If you have lived your life in a given place, it is only natural that you tune-out a lot of every-day experiences and familiar occurrences. When I was nineteen, I accompanied a city kid from the Midwest on a summer night of partying here in the valley. We entered the first stop of the night—a house party—as daylight fizzled away on the mountains around us.
When we emerged from the house
some hours later, the city kid froze in his tracks there in the darkness. “Wow, look at that,” he said while peering up
at the sky.
“Look at what?” I asked.
“The sky is all stars. Is it always like this?”

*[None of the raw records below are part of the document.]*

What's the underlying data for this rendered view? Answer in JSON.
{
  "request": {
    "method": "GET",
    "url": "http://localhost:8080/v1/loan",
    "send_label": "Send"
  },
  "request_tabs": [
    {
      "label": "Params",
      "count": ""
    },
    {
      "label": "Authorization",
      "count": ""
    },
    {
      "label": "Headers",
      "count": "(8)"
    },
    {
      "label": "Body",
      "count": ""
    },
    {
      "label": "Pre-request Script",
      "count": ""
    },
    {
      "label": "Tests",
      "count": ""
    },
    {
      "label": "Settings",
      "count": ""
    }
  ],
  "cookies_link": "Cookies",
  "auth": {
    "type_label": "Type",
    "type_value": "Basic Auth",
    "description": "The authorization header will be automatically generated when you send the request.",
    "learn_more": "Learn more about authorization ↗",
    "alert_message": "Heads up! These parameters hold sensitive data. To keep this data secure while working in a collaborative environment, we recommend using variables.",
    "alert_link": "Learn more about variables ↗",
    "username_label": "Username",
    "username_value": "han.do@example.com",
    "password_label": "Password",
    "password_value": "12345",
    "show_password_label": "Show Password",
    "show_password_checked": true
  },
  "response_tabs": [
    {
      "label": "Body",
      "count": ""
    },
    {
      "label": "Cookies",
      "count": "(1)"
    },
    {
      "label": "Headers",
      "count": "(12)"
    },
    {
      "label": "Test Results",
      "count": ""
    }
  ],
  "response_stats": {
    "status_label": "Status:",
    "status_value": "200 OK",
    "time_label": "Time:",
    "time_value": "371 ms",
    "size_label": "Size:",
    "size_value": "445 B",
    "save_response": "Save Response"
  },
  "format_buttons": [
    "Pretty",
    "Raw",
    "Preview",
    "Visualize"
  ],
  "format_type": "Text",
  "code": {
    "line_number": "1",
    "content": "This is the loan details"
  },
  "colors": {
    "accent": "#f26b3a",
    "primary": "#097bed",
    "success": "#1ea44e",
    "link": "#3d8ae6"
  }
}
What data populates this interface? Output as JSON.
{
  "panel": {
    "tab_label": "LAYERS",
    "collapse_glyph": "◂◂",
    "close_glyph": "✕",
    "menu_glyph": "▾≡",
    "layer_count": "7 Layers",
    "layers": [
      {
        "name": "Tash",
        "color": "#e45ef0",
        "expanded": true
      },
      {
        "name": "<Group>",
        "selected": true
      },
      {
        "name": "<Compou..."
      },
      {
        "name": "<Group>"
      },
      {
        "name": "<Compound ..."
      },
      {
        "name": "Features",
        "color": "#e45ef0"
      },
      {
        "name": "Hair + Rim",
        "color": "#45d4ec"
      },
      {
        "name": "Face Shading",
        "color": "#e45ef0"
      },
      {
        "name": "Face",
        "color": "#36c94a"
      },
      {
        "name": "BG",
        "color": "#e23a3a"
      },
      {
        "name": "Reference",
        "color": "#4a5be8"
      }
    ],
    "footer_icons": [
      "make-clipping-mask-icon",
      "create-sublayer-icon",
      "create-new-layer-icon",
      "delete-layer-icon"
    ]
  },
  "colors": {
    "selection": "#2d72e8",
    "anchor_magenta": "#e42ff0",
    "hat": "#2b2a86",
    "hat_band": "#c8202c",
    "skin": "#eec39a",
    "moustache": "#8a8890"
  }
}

“Well, yeah. It’s the sky.”
“That’s not what my sky looks
like,” the city kid remarked.
Something along the same lines
occurred as Desiree and I stood on the back deck chatting. “What is that sound?” she asked during a
break in conversation.
“What sound?” I asked.
Desiree pointed toward the
nearby pine trees.
“Oh, that.” I smiled.
“That’s the sound of wind through the pine trees.”
“It’s pretty loud,” Desiree
noted. “But I like it.”
I listened for a moment. “I like it, too.”
Though the Philippines features
a few pine forests, Desiree has never seen them. I have been listening to wind through the
pines for so long, I normally tune out the sound. I am happy to have Desiree teach me how to pay
attention to everything around me again.